U of M alumni offer their Black History best-ever choices

Kim Prince

Both University of Minnesota basketball teams last month held their respective annual alumni days. It presented the perfect opportunity to ask several former male and female Gopher players, as well as others, their thoughts on their best-evers.

Melvin Newbern (1987-90): “Julius Erving. I loved the way he played the game and how he carried himself. Another player and the reason why I wore [uniform] number 34 [in high school] is Len Bias. He was a horse on the basketball court in any stage of the game and literally could win the game on his own. And my brother Marcus Newbern — he played high school ball and college ball.”

Ellen Stewart (1988-89): “Teri Snoddy — she played in the ’70s at North. She was the first woman I ever saw dunk a basketball.”

Walter Bond (1988-91): “When I came out of Chicago, it was Marcus Liberty, the number-one high school player in the country. He didn’t have the pro career people thought [he would have], but he was the best high school player I’ve ever seen. Incredible talent and a good guy. He was the LeBron James of his time. Karl Malone, who I played with at Utah, was an unbelievable talent. Those are the two that stick out in my mind.”

Lea (Bergin) Olsen (1988-90): “Cheryl Miller and Lisa Leslie. I always looked at them because they were tall post players. The McGee twins [Pam and Paula, Miller’s college teammates at Southern Cal] also changed the game.”

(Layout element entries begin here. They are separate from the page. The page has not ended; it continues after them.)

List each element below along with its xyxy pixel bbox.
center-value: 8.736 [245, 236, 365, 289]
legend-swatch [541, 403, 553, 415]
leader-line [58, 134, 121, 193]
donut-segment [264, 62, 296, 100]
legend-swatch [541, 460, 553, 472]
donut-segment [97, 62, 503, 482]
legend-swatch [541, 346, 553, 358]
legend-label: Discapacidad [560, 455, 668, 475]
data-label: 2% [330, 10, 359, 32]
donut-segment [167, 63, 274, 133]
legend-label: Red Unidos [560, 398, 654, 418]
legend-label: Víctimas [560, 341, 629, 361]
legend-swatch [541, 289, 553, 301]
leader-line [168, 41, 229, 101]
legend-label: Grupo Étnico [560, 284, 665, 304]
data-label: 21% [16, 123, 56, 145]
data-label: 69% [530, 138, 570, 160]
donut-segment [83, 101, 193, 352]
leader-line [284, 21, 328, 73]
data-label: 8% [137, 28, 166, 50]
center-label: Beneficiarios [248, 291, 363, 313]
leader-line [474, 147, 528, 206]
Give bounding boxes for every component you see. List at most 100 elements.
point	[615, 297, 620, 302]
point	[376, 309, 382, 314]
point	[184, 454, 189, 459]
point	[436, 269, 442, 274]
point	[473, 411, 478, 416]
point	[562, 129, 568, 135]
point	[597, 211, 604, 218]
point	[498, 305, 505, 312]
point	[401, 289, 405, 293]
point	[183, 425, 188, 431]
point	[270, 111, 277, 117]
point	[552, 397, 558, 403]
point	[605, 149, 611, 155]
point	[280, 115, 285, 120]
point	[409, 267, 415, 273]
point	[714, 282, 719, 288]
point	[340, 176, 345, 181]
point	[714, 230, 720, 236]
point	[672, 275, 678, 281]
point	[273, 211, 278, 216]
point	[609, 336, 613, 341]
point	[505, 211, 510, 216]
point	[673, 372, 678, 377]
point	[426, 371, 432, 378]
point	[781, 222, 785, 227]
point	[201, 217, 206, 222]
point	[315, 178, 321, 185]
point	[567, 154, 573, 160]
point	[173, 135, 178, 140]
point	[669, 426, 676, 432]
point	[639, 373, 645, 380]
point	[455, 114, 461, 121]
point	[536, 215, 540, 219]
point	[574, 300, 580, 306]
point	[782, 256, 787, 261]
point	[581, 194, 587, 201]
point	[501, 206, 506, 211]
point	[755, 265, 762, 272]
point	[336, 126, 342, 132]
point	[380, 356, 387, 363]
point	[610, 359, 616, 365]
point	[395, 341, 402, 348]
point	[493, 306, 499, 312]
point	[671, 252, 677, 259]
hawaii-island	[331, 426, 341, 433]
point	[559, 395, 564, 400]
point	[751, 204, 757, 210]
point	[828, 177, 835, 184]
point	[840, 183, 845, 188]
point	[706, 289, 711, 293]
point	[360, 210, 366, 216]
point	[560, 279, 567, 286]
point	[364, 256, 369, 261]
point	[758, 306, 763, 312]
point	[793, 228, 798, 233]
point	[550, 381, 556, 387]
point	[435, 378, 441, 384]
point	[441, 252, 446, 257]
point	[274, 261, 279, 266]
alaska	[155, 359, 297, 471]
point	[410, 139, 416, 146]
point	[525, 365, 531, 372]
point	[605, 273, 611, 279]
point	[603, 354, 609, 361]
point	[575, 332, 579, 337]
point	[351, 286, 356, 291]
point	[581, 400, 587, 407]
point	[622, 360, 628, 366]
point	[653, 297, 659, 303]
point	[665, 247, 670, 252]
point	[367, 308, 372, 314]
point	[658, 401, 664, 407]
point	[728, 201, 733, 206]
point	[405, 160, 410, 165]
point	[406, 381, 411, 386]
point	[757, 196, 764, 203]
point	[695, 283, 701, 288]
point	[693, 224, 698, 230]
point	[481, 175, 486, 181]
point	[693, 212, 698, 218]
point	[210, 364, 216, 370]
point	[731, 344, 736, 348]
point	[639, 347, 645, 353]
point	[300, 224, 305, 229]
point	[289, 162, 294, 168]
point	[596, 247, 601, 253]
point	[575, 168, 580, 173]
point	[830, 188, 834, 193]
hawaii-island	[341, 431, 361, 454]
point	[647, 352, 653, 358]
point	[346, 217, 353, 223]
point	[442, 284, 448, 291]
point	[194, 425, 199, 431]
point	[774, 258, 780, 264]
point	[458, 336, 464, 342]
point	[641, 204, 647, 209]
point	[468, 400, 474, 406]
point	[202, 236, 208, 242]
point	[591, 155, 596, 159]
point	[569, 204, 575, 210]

Kim Prince (1999-2003): “[Leslie] had all the fundamentals that it takes to be an all-around player. She always will be the one I looked up [to].”

Dana (Joubert) Hayes (1988-92): “Lynette Woodard. She was just a phenomenal athlete, not just a basketball player. When I first started, she was in college, and I loved to watch her play.”

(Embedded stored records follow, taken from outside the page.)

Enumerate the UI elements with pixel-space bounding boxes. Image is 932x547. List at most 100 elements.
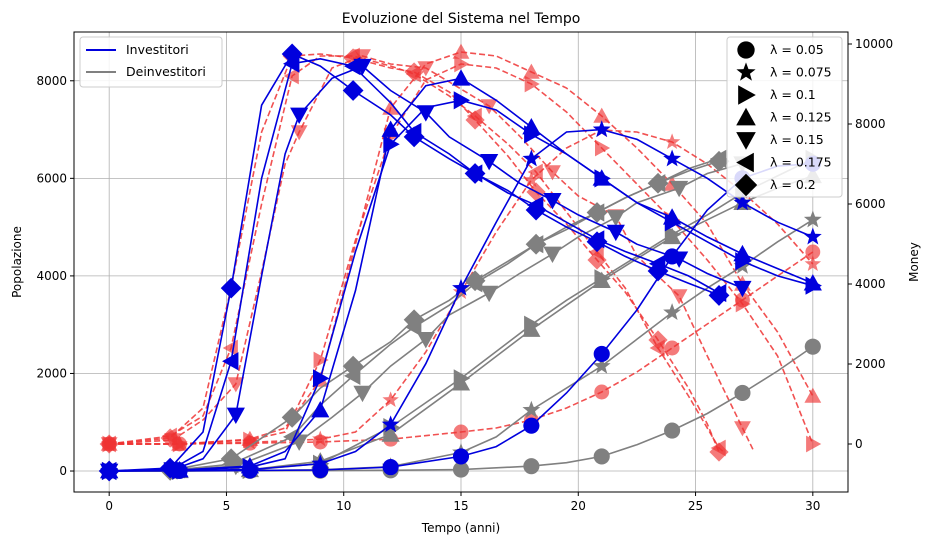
x-tick-label-5: 25 — [688, 499, 703, 513]
money-marker-lambda-0_15-3 — [290, 125, 308, 141]
deinvestitori-line-lambda-0_125 — [109, 175, 814, 472]
legend-lambda-marker-6 — [734, 173, 758, 197]
legend-lambda-marker-3 — [736, 107, 756, 126]
y2-tick-label-1: 2000 — [855, 357, 886, 371]
y-tick-label-4: 8000 — [36, 74, 67, 88]
y-tick-label-2: 4000 — [36, 269, 67, 283]
investitori-marker-lambda-0_2-5 — [403, 126, 425, 148]
legend-lambda-label-2: λ = 0.1 — [770, 87, 816, 102]
investitori-marker-lambda-0_15-3 — [290, 107, 309, 125]
deinvestitori-marker-lambda-0_2-2 — [220, 448, 242, 470]
legend-lambda-label-4: λ = 0.15 — [770, 132, 824, 147]
y2-tick-label-3: 6000 — [855, 197, 886, 211]
investitori-marker-lambda-0_175-2 — [222, 352, 239, 371]
money-marker-lambda-0_1-7 — [595, 139, 611, 157]
investitori-marker-lambda-0_2-7 — [525, 199, 547, 221]
money-marker-lambda-0_2-10 — [709, 442, 729, 462]
deinvestitori-marker-lambda-0_2-9 — [647, 172, 669, 194]
money-marker-lambda-0_1-10 — [806, 435, 822, 453]
legend-lambda-box — [726, 36, 843, 198]
money-marker-lambda-0_15-5 — [417, 61, 435, 77]
deinvestitori-marker-lambda-0_075-8 — [663, 303, 681, 321]
money-line-lambda-0_125 — [109, 51, 814, 445]
money-marker-lambda-0_125-7 — [593, 107, 611, 123]
investitori-marker-lambda-0_2-9 — [647, 260, 669, 282]
money-marker-lambda-0_125-4 — [382, 99, 400, 115]
money-marker-lambda-0_2-1 — [160, 428, 180, 448]
investitori-marker-lambda-0_175-4 — [344, 57, 361, 76]
money-marker-lambda-0_05-8 — [664, 340, 680, 356]
investitori-line-lambda-0_15 — [109, 65, 743, 472]
money-marker-lambda-0_1-3 — [313, 351, 329, 369]
deinvestitori-marker-lambda-0_125-5 — [451, 374, 471, 391]
investitori-line-lambda-0_075 — [109, 128, 814, 472]
investitori-line-lambda-0_175 — [109, 57, 720, 472]
deinvestitori-marker-lambda-0_075-10 — [803, 210, 822, 228]
deinvestitori-marker-lambda-0_05-6 — [523, 458, 540, 475]
y-axis-label: Popolazione — [10, 226, 24, 298]
investitori-line-lambda-0_1 — [109, 99, 814, 472]
y2-tick-label-0: 0 — [855, 437, 863, 451]
deinvestitori-marker-lambda-0_2-5 — [403, 309, 425, 331]
investitori-marker-lambda-0_15-2 — [226, 407, 245, 425]
deinvestitori-marker-lambda-0_2-8 — [586, 202, 608, 223]
money-marker-lambda-0_15-10 — [734, 421, 751, 437]
money-line-lambda-0_1 — [109, 63, 814, 445]
money-marker-lambda-0_1-6 — [524, 75, 540, 93]
y-tick-label-3: 6000 — [36, 171, 67, 185]
deinvestitori-marker-lambda-0_05-9 — [734, 384, 751, 402]
investitori-marker-lambda-0_2-6 — [464, 163, 486, 184]
investitori-marker-lambda-0_05-3 — [312, 461, 329, 479]
legend-lambda-label-5: λ = 0.175 — [770, 155, 832, 170]
investitori-line-lambda-0_2 — [109, 52, 720, 472]
legend-lambda-marker-2 — [738, 85, 756, 105]
deinvestitori-marker-lambda-0_125-7 — [592, 271, 611, 289]
y-tick-label-1: 2000 — [36, 366, 67, 380]
x-tick-label-2: 10 — [336, 499, 351, 513]
x-axis-label: Tempo (anni) — [421, 521, 500, 535]
investitori-marker-lambda-0_15-6 — [480, 153, 499, 171]
legend-population: Investitori Deinvestitori — [79, 36, 223, 88]
deinvestitori-marker-lambda-0_2-4 — [342, 355, 364, 377]
x-tick-label-4: 20 — [571, 499, 586, 513]
deinvestitori-marker-lambda-0_05-7 — [593, 448, 610, 465]
deinvestitori-marker-lambda-0_15-4 — [353, 385, 372, 403]
legend-lambda: λ = 0.05 λ = 0.075 λ = 0.1 λ = 0.125 λ =… — [726, 36, 843, 198]
money-marker-lambda-0_175-3 — [283, 67, 299, 85]
money-marker-lambda-0_075-6 — [523, 171, 540, 187]
investitori-marker-lambda-0_15-7 — [543, 193, 562, 210]
deinvestitori-marker-lambda-0_075-7 — [592, 356, 611, 374]
investitori-layer — [98, 43, 822, 482]
investitori-marker-lambda-0_05-4 — [382, 459, 399, 476]
investitori-marker-lambda-0_125-3 — [311, 400, 330, 418]
money-marker-lambda-0_125-5 — [452, 43, 470, 59]
money-marker-lambda-0_05-5 — [453, 424, 469, 440]
investitori-marker-lambda-0_1-5 — [453, 91, 471, 110]
investitori-marker-lambda-0_2-10 — [708, 285, 730, 306]
investitori-marker-lambda-0_2-3 — [281, 43, 303, 65]
money-marker-lambda-0_2-8 — [587, 250, 607, 270]
money-layer — [99, 43, 822, 462]
investitori-marker-lambda-0_2-0 — [98, 460, 120, 482]
investitori-marker-lambda-0_15-8 — [606, 224, 625, 242]
legend-lambda-marker-5 — [736, 152, 754, 173]
investitori-marker-lambda-0_2-1 — [159, 457, 181, 479]
y2-axis-label: Money — [907, 242, 921, 282]
deinvestitori-marker-lambda-0_05-10 — [804, 338, 821, 355]
money-marker-lambda-0_15-6 — [480, 99, 498, 115]
legend-lambda-marker-1 — [736, 62, 756, 81]
investitori-marker-lambda-0_1-4 — [383, 135, 400, 154]
legend-lambda-label-1: λ = 0.075 — [770, 65, 832, 80]
investitori-marker-lambda-0_125-9 — [733, 244, 752, 262]
deinvestitori-marker-lambda-0_2-7 — [525, 233, 547, 255]
deinvestitori-marker-lambda-0_125-4 — [381, 425, 400, 442]
investitori-marker-lambda-0_125-2 — [240, 457, 260, 474]
x-tick-label-1: 5 — [223, 499, 231, 513]
investitori-marker-lambda-0_125-5 — [451, 69, 471, 86]
x-tick-label-3: 15 — [453, 499, 468, 513]
money-marker-lambda-0_15-2 — [227, 377, 245, 393]
deinvestitori-marker-lambda-0_15-8 — [606, 210, 625, 227]
money-marker-lambda-0_075-3 — [312, 430, 329, 447]
y2-tick-label-2: 4000 — [855, 277, 886, 291]
investitori-marker-lambda-0_2-2 — [220, 277, 242, 299]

“I have to go with Cheryl Miller — hard, tough minded, and just a go-getter,” said Crystal (Flint) Lanoue (1991-94) of the four-time All-American and two-time national champion. She and Darrell Thompson (football) are among 22 distinguished Black athletes recognized on the Big Ten’s Black History Month website, which also features stories on Moses “Fleetwood” Walker, the conference’s first Black athlete, and Jesse Owens, who attended Ohio State. “Seeing the people that also are featured, it is a great honor. It’s pretty cool.”

Minnesota Men’s Coach Tubby Smith: “I tried to recruit Michael Jordan out of high school. I got to see, touch, feel and shake [Jordan’s] hand before he became great. To see him in the 11th grade, and then see what he achieved, I would say he was the greatest.”

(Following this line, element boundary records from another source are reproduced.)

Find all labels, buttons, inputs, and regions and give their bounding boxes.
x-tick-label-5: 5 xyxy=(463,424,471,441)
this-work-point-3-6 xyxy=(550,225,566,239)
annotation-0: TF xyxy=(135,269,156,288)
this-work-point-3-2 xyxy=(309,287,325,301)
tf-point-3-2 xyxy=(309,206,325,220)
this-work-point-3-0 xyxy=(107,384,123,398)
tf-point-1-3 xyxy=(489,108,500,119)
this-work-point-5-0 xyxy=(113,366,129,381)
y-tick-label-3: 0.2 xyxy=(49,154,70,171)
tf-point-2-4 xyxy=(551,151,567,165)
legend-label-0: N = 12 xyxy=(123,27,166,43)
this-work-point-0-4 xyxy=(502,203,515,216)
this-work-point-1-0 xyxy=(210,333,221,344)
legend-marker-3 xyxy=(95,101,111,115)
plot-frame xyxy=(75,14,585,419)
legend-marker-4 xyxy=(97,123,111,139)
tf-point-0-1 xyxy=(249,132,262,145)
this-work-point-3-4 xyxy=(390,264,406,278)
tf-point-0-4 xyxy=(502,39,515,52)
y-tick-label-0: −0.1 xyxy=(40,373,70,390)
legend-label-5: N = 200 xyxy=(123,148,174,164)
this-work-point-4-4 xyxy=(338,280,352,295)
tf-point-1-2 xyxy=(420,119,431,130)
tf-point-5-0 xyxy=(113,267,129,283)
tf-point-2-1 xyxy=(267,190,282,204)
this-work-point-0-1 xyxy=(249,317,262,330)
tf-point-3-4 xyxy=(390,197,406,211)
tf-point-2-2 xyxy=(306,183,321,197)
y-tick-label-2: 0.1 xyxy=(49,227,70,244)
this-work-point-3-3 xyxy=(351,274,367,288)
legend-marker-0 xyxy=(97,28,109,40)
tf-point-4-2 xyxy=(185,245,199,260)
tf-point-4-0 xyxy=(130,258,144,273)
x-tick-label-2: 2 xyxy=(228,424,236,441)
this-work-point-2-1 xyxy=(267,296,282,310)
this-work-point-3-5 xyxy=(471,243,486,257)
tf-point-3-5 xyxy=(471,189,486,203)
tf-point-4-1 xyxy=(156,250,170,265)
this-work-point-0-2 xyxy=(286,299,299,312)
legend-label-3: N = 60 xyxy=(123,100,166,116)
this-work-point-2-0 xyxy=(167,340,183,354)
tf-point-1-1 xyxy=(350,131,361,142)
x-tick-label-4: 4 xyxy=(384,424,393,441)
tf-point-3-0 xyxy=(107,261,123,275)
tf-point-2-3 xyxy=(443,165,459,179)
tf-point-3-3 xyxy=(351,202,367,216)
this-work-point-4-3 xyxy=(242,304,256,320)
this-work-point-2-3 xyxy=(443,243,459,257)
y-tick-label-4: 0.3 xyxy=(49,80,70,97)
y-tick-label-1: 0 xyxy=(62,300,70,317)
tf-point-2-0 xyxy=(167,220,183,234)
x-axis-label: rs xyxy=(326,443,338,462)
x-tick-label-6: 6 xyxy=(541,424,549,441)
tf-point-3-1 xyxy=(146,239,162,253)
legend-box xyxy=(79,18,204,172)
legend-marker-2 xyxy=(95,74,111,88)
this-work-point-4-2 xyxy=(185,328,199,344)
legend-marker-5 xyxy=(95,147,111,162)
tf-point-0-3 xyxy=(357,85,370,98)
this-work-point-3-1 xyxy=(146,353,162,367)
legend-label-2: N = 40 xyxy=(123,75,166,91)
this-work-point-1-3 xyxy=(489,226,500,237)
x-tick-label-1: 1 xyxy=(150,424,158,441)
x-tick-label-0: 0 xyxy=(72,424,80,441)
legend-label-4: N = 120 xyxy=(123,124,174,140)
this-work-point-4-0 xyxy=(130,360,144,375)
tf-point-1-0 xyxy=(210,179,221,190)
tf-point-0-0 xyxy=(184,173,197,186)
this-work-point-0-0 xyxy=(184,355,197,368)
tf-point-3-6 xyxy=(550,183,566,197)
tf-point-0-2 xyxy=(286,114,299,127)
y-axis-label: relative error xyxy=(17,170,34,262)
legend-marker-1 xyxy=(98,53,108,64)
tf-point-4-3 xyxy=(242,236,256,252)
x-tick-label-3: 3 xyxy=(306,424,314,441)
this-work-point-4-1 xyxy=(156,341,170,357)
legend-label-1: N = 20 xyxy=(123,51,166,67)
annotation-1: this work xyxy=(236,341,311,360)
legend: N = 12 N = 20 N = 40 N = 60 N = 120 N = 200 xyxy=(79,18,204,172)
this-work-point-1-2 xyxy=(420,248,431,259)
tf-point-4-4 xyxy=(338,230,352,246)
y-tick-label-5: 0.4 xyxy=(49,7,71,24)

MSR sports intern Onika Nicole Craven: “Daphne [Walker] was a year older than I was, but [I was] watching her at Franklin Junior High; [she] then went on to North. When I was a freshman in college four years later, I got to watch Daphne be a big post player and got to play with her [at Rainy River Community College]. She was an all-around player — she could get the rebound off the board and get down to the other end, dish it off or take it to the hole. I got to watch her game and her [work] ethic.”

Olsen also likes a current sophomore at Ohio State, who played Minnesota last Sunday. “I thought Tayler Hill at [Minneapolis] South handled the fundamentals of basketball — she was the best I’ve seen in Minnesota in a long time,” noted the local broadcaster. “Her ability to make it look easy… When people make it look easy, you know they are at a different level.”

Sheryl Swoopes also tops Olsen’s list — the two-time All-American and 1993 national player of the year led all NCAA tournament players in scoring and rebounding as she led her 1993 Texas Tech squad to a national title. She was also a founding player of the WNBA, playing on four championship teams, and was a three-time MVP.

“She got people to watch girls’ basketball [in the 1990s] who hadn’t watched it before because of her finesse and the way she [played],” continued Olsen on the all-but-certain-to-be Hall-of-Famer. “I always liked her style.”

Over a decade after her collegiate career concluded, Lanoue admitted that she was taken aback when a Big Ten spokesperson contacted her last month. “It is definitely an honor to be chosen, so I guess I’m still relevant. I graduated in 1994, and 17 years later, it makes me think that I played Big Ten basketball, and that means something.”

Lynx Lines

Teammates Seimone Augustus and Monica Wright recently were voted as starters on the “Rest of the World” team for the March 8 EuroLeague All-Star Game.